A typical customer journey is as follows:

  1. Claimant registers their claim to PIP.
  2. DWP issues the “How your disability affects you” (PIP2) form, for completion by the claimant.
  3. Claimant completes and returns PIP2 form – this can lead to: a) automatic referral to the Assessment Provider (AP); b) disallowance of the claim based on the information in the PIP2 form; or c) disallowance of the claim if the claimant fails to return the PIP2 form without being identified as having additional support needs.
  4. Under normal circumstances, the claimant may have their claim assessed based on the paper evidence already submitted, or may be called for a telephone, video, or face-to-face assessment conducted by the AP. The claimant may: a) attend and participate in their assessment; or b) fail to attend or participate in the assessment, which can lead to disallowance.
  5. DWP makes a decision based on the AP advice and any additional evidence received. The outcome may be: a) an award (including a monetary amount of the award for both Daily Living and Mobility components, the award type and, if appropriate, the period of time that should be allowed before a review of the award takes place); or b) a disallowance due to failing the assessment.
  6. Payment commences.
  7. When the claim is in payment, a claimant must report any changes of circumstance relating to the claim, and this may lead to a review of the award.
  8. Claims may undergo a planned award review when they reach the end of their review period (unless they received an ongoing award, where they will receive a light touch review after 10 years). Light touch reviews are in development and are due to begin in 2023.
  9. In the case of a reported change of circumstance or a planned award review, an “AR1” form is issued.
  10. If the claimant disagrees with a decision on their claim, including where an award has been given, they can ask for a Mandatory Reconsideration (MR).
  11. After the MR has been completed, if the claimant still disagrees with the decision they are able to lodge an appeal with His Majesty’s Courts and Tribunal Service (HMCTS).
  12. Some appeals are cleared without a tribunal hearing, where the following outcomes are possible: a) withdrawn by the customer, or struck out by the tribunal; or b) lapsed – where DWP change the decision in the customer’s favour.
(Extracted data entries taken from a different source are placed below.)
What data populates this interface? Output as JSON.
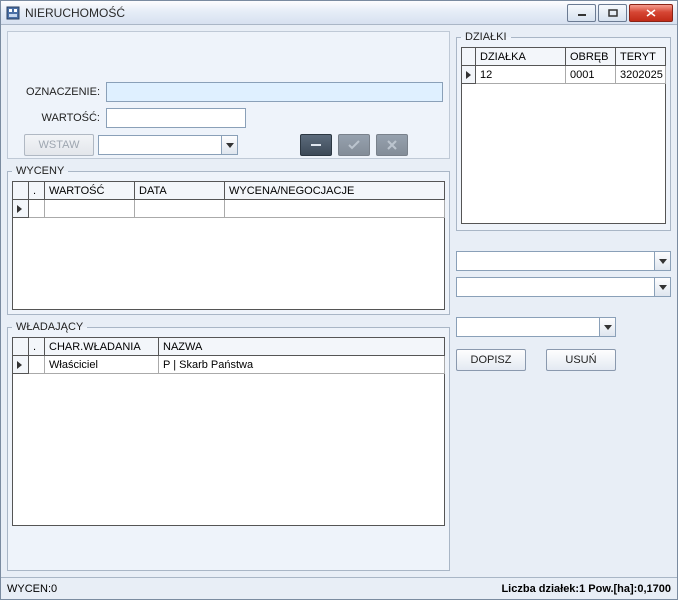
{
  "window": {
    "title": "NIERUCHOMOŚĆ"
  },
  "form": {
    "oznaczenie_label": "OZNACZENIE:",
    "wartosc_label": "WARTOŚĆ:",
    "oznaczenie_value": "",
    "wartosc_value": "",
    "wstaw_label": "WSTAW",
    "combo_value": ""
  },
  "toolbar": {
    "minus_label": "−",
    "check_label": "✓",
    "x_label": "✕"
  },
  "wyceny": {
    "legend": "WYCENY",
    "cols": {
      "idx": ".",
      "wartosc": "WARTOŚĆ",
      "data": "DATA",
      "wycneg": "WYCENA/NEGOCJACJE"
    }
  },
  "wladajacy": {
    "legend": "WŁADAJĄCY",
    "cols": {
      "idx": ".",
      "char": "CHAR.WŁADANIA",
      "nazwa": "NAZWA"
    },
    "row": {
      "char": "Właściciel",
      "nazwa": "P | Skarb Państwa"
    }
  },
  "dzialki": {
    "legend": "DZIAŁKI",
    "cols": {
      "dzialka": "DZIAŁKA",
      "obreb": "OBRĘB",
      "teryt": "TERYT"
    },
    "row": {
      "dzialka": "12",
      "obreb": "0001",
      "teryt": "3202025"
    }
  },
  "rightcombos": {
    "v1": "",
    "v2": "",
    "v3": ""
  },
  "rightbuttons": {
    "dopisz": "DOPISZ",
    "usun": "USUŃ"
  },
  "status": {
    "wycen": "WYCEN:0",
    "dzialki_info": "Liczba działek:1  Pow.[ha]:0,1700"
  }
}
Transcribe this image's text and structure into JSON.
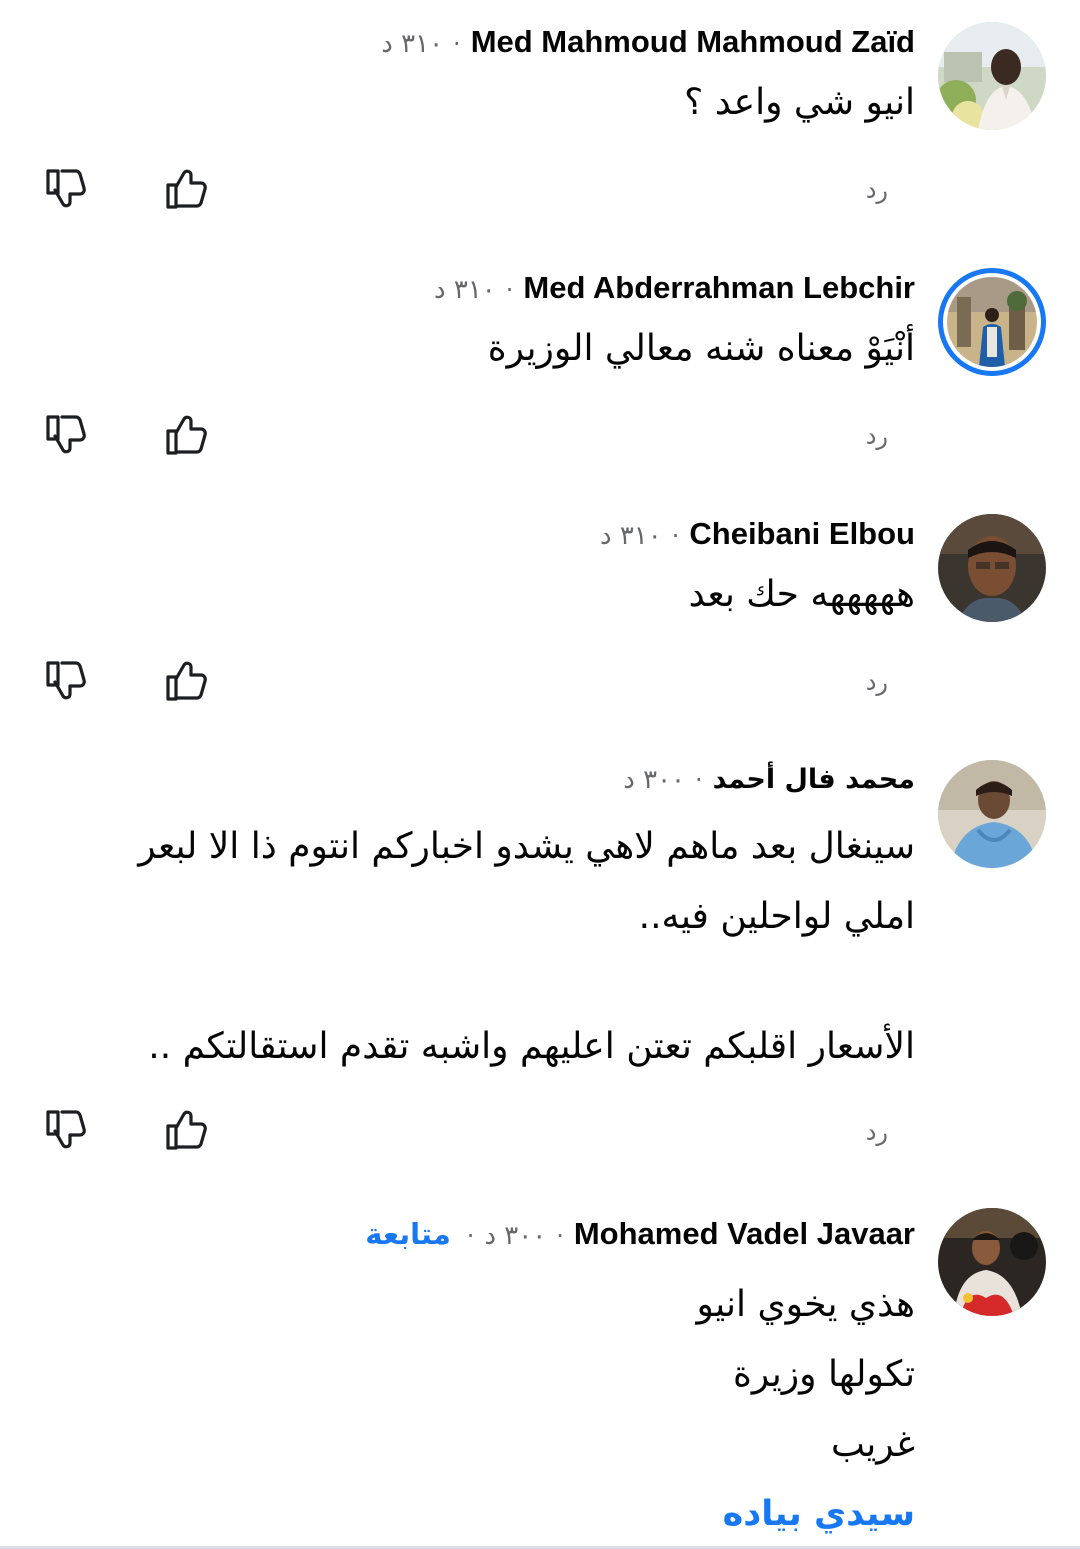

  13. Some appeals are cleared at a tribunal hearing, where the following outcomes are possible: a) DWP decision upheld by the tribunal; or b) DWP decision overturned by the tribunal.


1.7 We have identified one requirement that DWP needs to address for these statistics to become accredited official statistics. Once the statistics team demonstrates that this requirement has been met, OSR will recommend that the UK Statistics Authority designate the statistics as accredited official statistics.